Cronaca - 06 giugno 2026, 20:01

Dego, medicinali e siringhe nei cestini della biblioteca all’aperto: la denuncia del Circolo Culturale

Nello spazio di Piazza Botta, pensato per il book crossing e la socialità, ancora episodi di inciviltà: "Non è la prima volta, serve più rispetto per un bene condiviso"

Dove dovrebbe esserci silenzio, lettura e rispetto per uno spazio condiviso, si trovano invece rifiuti abbandonati senza criterio. È quanto accaduto nuovamente nella biblioteca all’aperto di Piazza Botta, a Dego, dove nei cestini predisposti per la raccolta differenziata di carta e plastica sono stati rinvenuti scatole di medicinali e siringhe.

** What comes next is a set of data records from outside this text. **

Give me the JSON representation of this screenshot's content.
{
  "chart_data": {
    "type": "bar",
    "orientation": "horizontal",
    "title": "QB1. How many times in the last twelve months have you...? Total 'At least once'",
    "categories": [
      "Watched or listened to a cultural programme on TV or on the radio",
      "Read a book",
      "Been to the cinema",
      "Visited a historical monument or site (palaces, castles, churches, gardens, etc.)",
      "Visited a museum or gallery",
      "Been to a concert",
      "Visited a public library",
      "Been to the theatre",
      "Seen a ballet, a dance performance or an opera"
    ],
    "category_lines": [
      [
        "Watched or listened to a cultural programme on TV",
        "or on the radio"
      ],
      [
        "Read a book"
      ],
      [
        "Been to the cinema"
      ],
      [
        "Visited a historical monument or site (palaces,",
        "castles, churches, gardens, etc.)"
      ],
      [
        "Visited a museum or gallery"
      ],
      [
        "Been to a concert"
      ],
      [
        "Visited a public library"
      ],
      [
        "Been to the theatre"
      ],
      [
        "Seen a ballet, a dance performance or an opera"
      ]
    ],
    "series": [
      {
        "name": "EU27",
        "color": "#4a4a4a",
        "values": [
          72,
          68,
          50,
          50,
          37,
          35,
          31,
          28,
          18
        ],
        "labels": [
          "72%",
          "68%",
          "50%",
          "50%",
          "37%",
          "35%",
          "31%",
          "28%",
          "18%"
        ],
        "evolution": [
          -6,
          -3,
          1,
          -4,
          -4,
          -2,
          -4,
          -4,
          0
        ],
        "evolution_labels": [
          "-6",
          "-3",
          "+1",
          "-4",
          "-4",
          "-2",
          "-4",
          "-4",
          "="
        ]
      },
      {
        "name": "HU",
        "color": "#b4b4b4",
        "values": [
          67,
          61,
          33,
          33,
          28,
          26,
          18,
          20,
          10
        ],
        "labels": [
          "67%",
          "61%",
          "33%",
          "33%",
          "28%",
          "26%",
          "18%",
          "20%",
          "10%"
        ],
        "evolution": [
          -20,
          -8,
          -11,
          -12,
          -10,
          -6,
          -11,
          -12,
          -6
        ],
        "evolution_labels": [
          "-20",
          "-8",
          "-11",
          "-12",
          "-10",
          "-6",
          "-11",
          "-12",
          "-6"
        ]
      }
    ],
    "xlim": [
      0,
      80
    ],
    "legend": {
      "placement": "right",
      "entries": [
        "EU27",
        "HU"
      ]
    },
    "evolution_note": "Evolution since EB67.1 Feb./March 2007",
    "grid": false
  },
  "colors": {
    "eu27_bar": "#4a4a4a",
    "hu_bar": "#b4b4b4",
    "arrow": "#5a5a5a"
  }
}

A denunciare l’episodio è il Circolo Culturale Dego, promotore dell’iniziativa di book crossing che anima lo spazio pubblico con libri a disposizione dei cittadini, letture condivise e un’area attrezzata con scrivania e sedute per lo studio e il riposo.

"Non è la prima volta che ci troviamo a dover segnalare episodi di inciviltà – spiegano dal Circolo –. In passato sono stati abbandonati contenitori di pizze, persino rifiuti organici. Ora si arriva a materiali ancora più delicati, come farmaci e siringhe".

La biblioteca all’aperto, nata con l’obiettivo di valorizzare la socialità e la cultura nello spazio urbano, è diventata nel tempo un piccolo presidio civico, frequentato da lettori, studenti e passanti. Tuttavia, il rispetto dell’area continua a essere messo alla prova da comportamenti inadeguati.

Non si tratta solo di decoro urbano. La presenza di rifiuti sanitari, seppur privi di ago, pone questioni di sicurezza e di corretta gestione dei materiali potenzialmente pericolosi, rendendo più amaro il bilancio di una giornata che avrebbe dovuto essere ordinaria.

Lo spazio di Piazza Botta è stato inoltre oggetto, in passato, di atti vandalici, tra cui lo sfregio con vernice rossa di un murales realizzato dall’artista Monica Porro. Episodi che hanno lasciato segni non solo sulle superfici, ma anche sulla comunità che quel luogo lo vive e lo cura.

Dal Circolo arriva quindi un appello alla responsabilità collettiva: "Siamo fieri della nostra biblioteca e del suo ruolo nella vita del paese. Sappiamo che molti la rispettano e la amano. Chiediamo semplicemente che questo rispetto diventi la regola per tutti".